Artigo 13.º — Caução
1 - A caução a constituir a favor da Direcção-Geral do Comércio Externo será efectuada por depósito na Caixa Geral de Depósitos, mediante guia em triplicado, ou por garantia bancária.
2 - O montante da caução será de 2000$00 por tonelada, no caso de o direito nivelador a pagar ser o direito nivelador em vigor no dia em que for aceite a declaração de importação, e será de 3000$00 por tonelada no caso de o importador desejar usar a faculdade prevista no n.º 2 do artigo 6.º
Artigo 14.º — Revogação
É revogado o Decreto-Lei n.º 63/86, de 25 de Março.
Artigo 15.º — Entrada em vigor
Este diploma produz efeitos a partir do dia seguinte ao da data da publicação.

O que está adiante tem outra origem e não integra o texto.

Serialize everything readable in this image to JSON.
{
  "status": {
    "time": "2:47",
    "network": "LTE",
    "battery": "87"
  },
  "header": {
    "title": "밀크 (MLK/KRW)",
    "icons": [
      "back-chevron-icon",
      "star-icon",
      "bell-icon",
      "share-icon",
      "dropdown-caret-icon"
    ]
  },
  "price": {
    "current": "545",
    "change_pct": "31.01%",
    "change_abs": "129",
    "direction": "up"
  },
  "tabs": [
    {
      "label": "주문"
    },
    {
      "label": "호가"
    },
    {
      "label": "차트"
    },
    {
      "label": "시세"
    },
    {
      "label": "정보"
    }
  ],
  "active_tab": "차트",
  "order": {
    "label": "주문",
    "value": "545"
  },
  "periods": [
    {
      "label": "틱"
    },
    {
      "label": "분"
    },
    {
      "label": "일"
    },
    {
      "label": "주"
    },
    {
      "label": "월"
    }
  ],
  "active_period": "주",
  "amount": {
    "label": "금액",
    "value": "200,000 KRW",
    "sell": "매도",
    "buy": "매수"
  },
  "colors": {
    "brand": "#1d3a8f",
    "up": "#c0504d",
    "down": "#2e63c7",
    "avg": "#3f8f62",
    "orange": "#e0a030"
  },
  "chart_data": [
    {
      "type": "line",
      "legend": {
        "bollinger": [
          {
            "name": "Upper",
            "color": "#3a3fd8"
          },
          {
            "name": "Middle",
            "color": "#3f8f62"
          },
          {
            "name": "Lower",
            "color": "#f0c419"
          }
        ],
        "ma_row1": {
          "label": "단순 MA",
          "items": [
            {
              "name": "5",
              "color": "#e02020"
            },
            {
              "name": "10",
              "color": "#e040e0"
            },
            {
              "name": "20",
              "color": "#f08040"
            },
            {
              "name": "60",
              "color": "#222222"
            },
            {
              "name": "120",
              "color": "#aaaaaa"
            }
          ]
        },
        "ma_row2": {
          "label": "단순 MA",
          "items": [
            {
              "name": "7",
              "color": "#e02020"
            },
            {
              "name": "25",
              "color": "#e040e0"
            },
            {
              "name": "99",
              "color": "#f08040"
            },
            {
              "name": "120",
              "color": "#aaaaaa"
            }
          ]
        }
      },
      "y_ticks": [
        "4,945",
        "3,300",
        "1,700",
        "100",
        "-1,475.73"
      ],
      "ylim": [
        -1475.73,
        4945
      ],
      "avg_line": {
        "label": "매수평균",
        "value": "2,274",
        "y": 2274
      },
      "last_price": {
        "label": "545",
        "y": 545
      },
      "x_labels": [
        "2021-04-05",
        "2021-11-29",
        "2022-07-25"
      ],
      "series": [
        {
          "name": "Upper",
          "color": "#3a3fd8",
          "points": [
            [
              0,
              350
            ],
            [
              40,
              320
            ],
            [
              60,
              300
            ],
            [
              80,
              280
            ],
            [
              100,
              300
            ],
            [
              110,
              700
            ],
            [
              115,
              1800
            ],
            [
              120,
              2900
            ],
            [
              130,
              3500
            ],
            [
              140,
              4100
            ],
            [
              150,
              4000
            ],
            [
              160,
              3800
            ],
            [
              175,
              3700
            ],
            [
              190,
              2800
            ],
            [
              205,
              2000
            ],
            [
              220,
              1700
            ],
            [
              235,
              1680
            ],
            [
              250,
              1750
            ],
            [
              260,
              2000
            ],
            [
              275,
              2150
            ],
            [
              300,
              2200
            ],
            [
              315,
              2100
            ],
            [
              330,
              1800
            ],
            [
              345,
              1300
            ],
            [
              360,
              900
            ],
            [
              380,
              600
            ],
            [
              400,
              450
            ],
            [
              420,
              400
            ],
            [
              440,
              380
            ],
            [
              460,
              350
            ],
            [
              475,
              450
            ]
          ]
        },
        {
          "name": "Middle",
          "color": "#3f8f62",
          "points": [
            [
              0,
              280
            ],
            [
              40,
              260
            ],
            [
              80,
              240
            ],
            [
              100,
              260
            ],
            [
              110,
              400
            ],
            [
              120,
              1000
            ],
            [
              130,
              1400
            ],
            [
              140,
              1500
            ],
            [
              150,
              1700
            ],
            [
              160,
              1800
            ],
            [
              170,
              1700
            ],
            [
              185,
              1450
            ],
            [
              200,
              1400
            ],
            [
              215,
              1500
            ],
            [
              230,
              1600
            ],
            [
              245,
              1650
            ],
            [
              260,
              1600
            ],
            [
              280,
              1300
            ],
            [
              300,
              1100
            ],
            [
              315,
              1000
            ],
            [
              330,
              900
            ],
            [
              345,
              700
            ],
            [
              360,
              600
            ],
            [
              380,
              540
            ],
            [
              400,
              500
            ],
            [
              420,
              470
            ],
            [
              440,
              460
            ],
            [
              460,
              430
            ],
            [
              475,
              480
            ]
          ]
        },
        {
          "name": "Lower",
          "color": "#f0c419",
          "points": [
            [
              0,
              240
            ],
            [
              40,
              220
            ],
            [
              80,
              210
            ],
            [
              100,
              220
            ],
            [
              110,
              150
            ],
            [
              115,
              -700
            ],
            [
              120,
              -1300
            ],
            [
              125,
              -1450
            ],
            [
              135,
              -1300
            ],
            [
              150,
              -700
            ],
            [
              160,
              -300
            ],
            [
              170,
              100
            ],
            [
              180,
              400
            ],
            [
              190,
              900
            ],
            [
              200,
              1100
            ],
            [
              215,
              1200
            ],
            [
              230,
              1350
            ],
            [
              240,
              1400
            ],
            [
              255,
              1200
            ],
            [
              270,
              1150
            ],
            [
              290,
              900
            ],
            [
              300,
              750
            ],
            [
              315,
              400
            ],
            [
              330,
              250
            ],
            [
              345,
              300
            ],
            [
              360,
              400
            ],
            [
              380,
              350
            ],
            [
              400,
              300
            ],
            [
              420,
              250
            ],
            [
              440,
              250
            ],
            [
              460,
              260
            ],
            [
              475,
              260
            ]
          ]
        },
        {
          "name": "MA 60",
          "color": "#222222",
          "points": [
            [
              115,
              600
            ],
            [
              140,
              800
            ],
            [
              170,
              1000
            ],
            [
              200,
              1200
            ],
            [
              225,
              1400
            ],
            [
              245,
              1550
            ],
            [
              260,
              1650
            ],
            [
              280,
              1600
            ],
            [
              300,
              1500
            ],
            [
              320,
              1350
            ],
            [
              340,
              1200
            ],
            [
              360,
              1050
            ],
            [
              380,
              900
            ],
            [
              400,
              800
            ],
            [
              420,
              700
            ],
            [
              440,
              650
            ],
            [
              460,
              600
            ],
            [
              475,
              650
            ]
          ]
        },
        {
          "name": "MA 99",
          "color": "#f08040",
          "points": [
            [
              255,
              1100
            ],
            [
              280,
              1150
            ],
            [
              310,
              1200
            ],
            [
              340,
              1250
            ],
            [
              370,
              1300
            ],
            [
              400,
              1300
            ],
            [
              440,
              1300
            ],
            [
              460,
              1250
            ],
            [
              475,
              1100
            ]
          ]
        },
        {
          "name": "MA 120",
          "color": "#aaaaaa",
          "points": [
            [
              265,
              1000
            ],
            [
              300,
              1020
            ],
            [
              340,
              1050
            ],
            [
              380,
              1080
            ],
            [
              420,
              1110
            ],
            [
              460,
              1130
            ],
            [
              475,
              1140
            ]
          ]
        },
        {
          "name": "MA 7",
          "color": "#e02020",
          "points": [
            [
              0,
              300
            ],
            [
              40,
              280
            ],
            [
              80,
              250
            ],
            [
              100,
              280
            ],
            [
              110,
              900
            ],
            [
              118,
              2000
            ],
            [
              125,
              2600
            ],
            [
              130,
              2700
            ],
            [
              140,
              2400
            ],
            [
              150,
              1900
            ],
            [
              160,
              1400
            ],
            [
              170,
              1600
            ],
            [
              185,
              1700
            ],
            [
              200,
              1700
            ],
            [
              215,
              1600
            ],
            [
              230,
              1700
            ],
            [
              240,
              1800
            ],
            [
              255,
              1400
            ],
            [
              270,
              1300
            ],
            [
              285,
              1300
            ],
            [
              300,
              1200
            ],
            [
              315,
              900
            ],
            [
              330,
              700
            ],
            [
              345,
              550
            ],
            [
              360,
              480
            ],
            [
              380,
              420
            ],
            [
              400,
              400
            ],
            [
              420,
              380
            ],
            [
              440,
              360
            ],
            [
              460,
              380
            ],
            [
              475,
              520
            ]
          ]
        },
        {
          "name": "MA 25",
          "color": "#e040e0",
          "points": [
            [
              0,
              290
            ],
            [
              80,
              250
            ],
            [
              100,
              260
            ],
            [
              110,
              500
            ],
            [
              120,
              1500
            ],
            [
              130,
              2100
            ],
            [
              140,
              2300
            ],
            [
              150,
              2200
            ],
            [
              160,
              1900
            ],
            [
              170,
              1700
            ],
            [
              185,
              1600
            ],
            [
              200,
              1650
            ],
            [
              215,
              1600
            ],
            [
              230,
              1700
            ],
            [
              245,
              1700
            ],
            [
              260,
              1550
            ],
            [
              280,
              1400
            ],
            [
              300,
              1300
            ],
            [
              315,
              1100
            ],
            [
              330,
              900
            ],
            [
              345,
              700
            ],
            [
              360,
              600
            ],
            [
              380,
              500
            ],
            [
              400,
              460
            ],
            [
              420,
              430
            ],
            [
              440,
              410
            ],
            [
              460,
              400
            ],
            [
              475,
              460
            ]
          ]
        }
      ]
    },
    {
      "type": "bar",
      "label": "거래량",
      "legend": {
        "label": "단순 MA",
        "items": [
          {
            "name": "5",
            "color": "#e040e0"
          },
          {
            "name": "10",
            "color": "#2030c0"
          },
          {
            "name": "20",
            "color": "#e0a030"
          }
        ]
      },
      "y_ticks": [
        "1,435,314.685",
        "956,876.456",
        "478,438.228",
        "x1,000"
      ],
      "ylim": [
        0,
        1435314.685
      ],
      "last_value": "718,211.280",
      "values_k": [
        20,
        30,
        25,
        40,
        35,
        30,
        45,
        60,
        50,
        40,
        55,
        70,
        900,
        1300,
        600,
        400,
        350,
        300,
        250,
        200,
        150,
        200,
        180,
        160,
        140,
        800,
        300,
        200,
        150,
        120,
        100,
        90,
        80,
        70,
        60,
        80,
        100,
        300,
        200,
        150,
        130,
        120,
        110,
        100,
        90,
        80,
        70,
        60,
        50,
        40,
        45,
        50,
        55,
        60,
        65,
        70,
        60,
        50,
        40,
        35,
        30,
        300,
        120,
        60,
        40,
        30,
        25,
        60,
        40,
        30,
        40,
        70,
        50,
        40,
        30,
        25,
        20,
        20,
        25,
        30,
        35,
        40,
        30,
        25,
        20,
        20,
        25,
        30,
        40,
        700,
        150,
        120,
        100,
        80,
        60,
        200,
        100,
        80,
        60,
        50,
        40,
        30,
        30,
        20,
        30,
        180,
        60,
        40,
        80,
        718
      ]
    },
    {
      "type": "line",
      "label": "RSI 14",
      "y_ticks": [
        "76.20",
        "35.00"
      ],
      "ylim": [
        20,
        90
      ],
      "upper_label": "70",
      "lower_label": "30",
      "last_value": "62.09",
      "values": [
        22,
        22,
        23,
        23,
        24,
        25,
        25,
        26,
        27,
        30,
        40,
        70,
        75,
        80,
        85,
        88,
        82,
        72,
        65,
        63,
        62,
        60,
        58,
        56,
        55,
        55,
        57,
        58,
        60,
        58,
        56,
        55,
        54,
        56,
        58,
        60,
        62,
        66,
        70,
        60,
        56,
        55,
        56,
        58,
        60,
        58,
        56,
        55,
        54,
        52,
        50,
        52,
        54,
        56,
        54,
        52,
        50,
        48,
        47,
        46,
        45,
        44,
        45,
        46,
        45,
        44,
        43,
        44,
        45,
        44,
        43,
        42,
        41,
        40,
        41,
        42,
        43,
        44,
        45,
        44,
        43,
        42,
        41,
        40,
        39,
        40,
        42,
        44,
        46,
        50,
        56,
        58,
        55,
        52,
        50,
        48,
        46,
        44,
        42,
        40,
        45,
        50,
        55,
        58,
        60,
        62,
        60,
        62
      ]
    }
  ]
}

Visto e aprovado em Conselho de Ministros de 22 de Dezembro de 1988. - Aníbal António Cavaco Silva - Vasco Joaquim Rocha Vieira - Lino Dias Miguel - Miguel José Ribeiro Cadilhe - Álvaro Roque de Pinho Bissaia Barreto - Luís Fernando Mira Amaral - Joaquim Martins Ferreira do Amaral.
Promulgado em 28 de Dezembro de 1988.
Publique-se.
O Presidente da República, MÁRIO SOARES.
Referendado em 28 de Dezembro de 1988.
O Primeiro-Ministro, Aníbal António Cavaco Silva.